简介：La公司代替了M类型钡铁酸盐(欺骗)由传统的稳固的状态被准备在低温度(1173K)的方法和sintered。X光检查衍射(XRD)，扫描电子显微镜学(SEM)和颤动的样品磁强计(VSM)被采用在样品的结构和磁性上调查La公司的影响。由在为在空中的6h的1173K的sintering，有Ba(LaCo)xFe122xO19(x=0.00.5)的化学作文的单个阶段M类型钡铁酸盐被形成。M-H曲线证明钡铁酸盐的磁性被La公司替换显然完成。浸透磁化(女士)和coercivity(Hc)分别地到达了65.15Am2/kg和4165Oe的最大的价值。这行为被归因于La公司替换和粒子尺寸的地点。SEM表明铁酸盐粒子的形状被La公司替换影响。

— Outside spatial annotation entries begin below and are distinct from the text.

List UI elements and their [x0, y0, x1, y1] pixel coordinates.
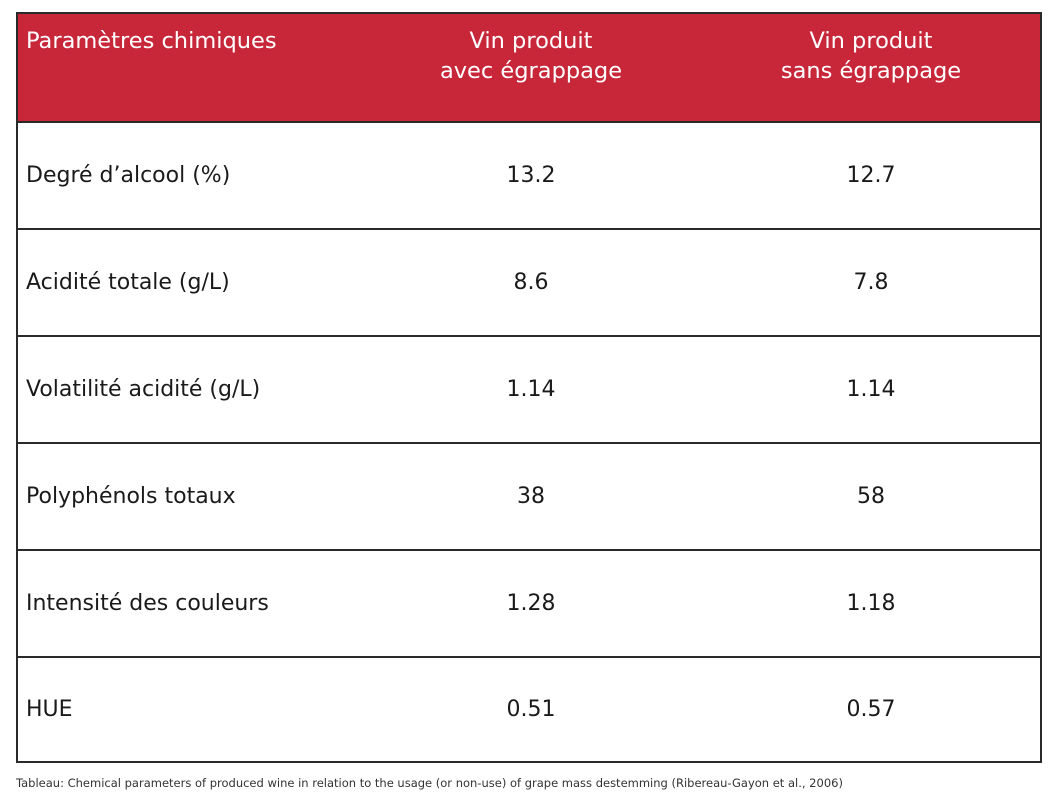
row-total-acidity-label: Acidité totale (g/L)	[18, 228, 360, 335]
row-polyphenols-with: 38	[360, 442, 702, 549]
row-total-acidity-without: 7.8	[702, 228, 1040, 335]
table-caption: Tableau: Chemical parameters of produced…	[16, 776, 843, 790]
row-hue-label: HUE	[18, 656, 360, 761]
header-with-destemming-line1: Vin produit	[469, 28, 593, 54]
header-without-destemming-line1: Vin produit	[809, 28, 933, 54]
row-total-acidity-with: 8.6	[360, 228, 702, 335]
header-with-destemming-line2: avec égrappage	[439, 58, 623, 84]
row-hue-without: 0.57	[702, 656, 1040, 761]
row-alcohol-with: 13.2	[360, 121, 702, 228]
wine-parameters-table: Paramètres chimiques Vin produit avec ég…	[16, 12, 1042, 763]
row-volatile-acidity-with: 1.14	[360, 335, 702, 442]
row-volatile-acidity-without: 1.14	[702, 335, 1040, 442]
header-without-destemming: Vin produit sans égrappage	[702, 14, 1040, 121]
header-with-destemming: Vin produit avec égrappage	[360, 14, 702, 121]
header-parameters-label: Paramètres chimiques	[26, 28, 277, 54]
row-volatile-acidity-label: Volatilité acidité (g/L)	[18, 335, 360, 442]
row-polyphenols-without: 58	[702, 442, 1040, 549]
row-alcohol-without: 12.7	[702, 121, 1040, 228]
row-color-intensity-label: Intensité des couleurs	[18, 549, 360, 656]
row-color-intensity-without: 1.18	[702, 549, 1040, 656]
row-alcohol-label: Degré d’alcool (%)	[18, 121, 360, 228]
row-hue-with: 0.51	[360, 656, 702, 761]
header-parameters: Paramètres chimiques	[18, 14, 360, 121]
row-polyphenols-label: Polyphénols totaux	[18, 442, 360, 549]
row-color-intensity-with: 1.28	[360, 549, 702, 656]
header-without-destemming-line2: sans égrappage	[780, 58, 962, 84]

简介：TheeffectofrapidsolidificationonstructureandelectrochemicalperformanceoftheLaNi4.5Co0.25Al0.25hydrogenstoragealloywasinvestigatedbyX-raypowderdiffractionandasimulatedbatterytest,includingmaximumcapacity,cyclingstability,self-discharge,andhigh-ratedischargeability(HRD).Allthemelt-spunalloysweresingle-phasewiththeCaCu5-typestructure(spacegroupP6/mmm).Incomparisontotheas-castalloy,therapidlyquenchedalloysmanifestedanimprovedhomogeneityofcompositionandexpandedlatticeparameters.Theelectrochemicalmeasurementsshowedthattheactivationproperty,cyclingstabilityandself-dischargeofthealloyelectrodeswerealsoimprovedfortherapidsolidifiedalloys.TheHRDoftheas-castalloywasbetterthanthoseofalltherapidlysolidifiedalloys.Asthequenchingrateincreased,theHRDandexchangecurrentdensityfirstdecreasedandthenincreased.

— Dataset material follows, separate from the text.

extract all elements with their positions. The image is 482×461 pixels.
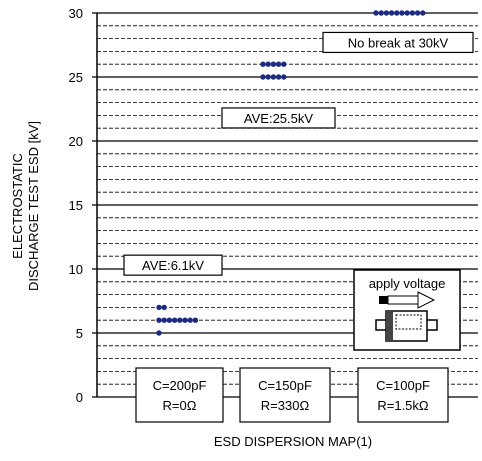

简介：Thephasesandmagnetocaloriceffectinthealloys(Gd1-xErx)5Si1.8Ge2.2withx=0,0.1,0.2and0.3wereinvestigatedbyX-raydiffractionanalysisandmagnetizationmeasurement.ThesamplesweresinglephasewiththemonoclinicGd5Si2Ge2-typestructure.WiththeincreaseofErcontent,theCurietemperature(Tc)decreasedobviouslyfrom253Kofthealloywithx=0to114Kwithx=0.3.Themaximummagneticentropychangedinthesamplesof(Gd1-xErx)5Si1.8Ge2.2withx=0.0,0.1,0.2and0.3were6.88,8.32,9.59and10.24J·kg-1·K-1respectivelyintheappliedfieldchangeof0～2.0T.

简介：

简介：Selectivecatalyticoxidation(SCO)ofammoniawascarriedoutoverCu-MncompoundscatalystsmodifiedwithtrivalentrareearthoxideCe2O3andLa2O3respectively.TiO2wasusedassupportanddifferentratioofO2weretestedinordertofindanappropriateO2concentration(vol.%),andtheresultsshowedthat1%O2(vol.%)waspropitioustoSCOofammonia.TheeffectsofthetworareearthoxidesmodifiedcatalystsCe2O3-Cu-Mn/TiO2andLa2O3-Cu-Mn/TiO2onthecatalyticactivityandselectivityofammoniaoxidationwereinvestigatedunderthereactionconditionof500ppmammonia,1%O2(vol.%),atthetemperaturefrom125to250oC.TheresultsrevealedthebeneficialroleofCe2O3andLa2O3incatalyticactivityatlowtemperatureandleanoxygenconcentration,whilethemodificationwithCe2O3andLa2O3ledtothenegativeinfluenceonN2selectivity.ForthecatalystsmodifiedwithCeshowedlowerNOandN2OselectivitythanthecatalystsmodifiedwithLa,thentheeffectsofdifferentCeloadingsoncatalyticactivityandselectivitywerealsoconsidered,incombinationwithcatalystspreparationmethods,whichincludeincipientwetimpregnation,sol-gelmethodandco-precipitation.Resultsrevealedthatthecatalystspreparedbysol-gelmethodobtainedpreferablecatalyticactivitycomparedwiththeothers,reaching99%ammoniaat200oC,whereas96%NOwasdetected.Italsoindicatedthatdifferentcatalystpreparationmethodsignificantlydeterminedproductiondistribution.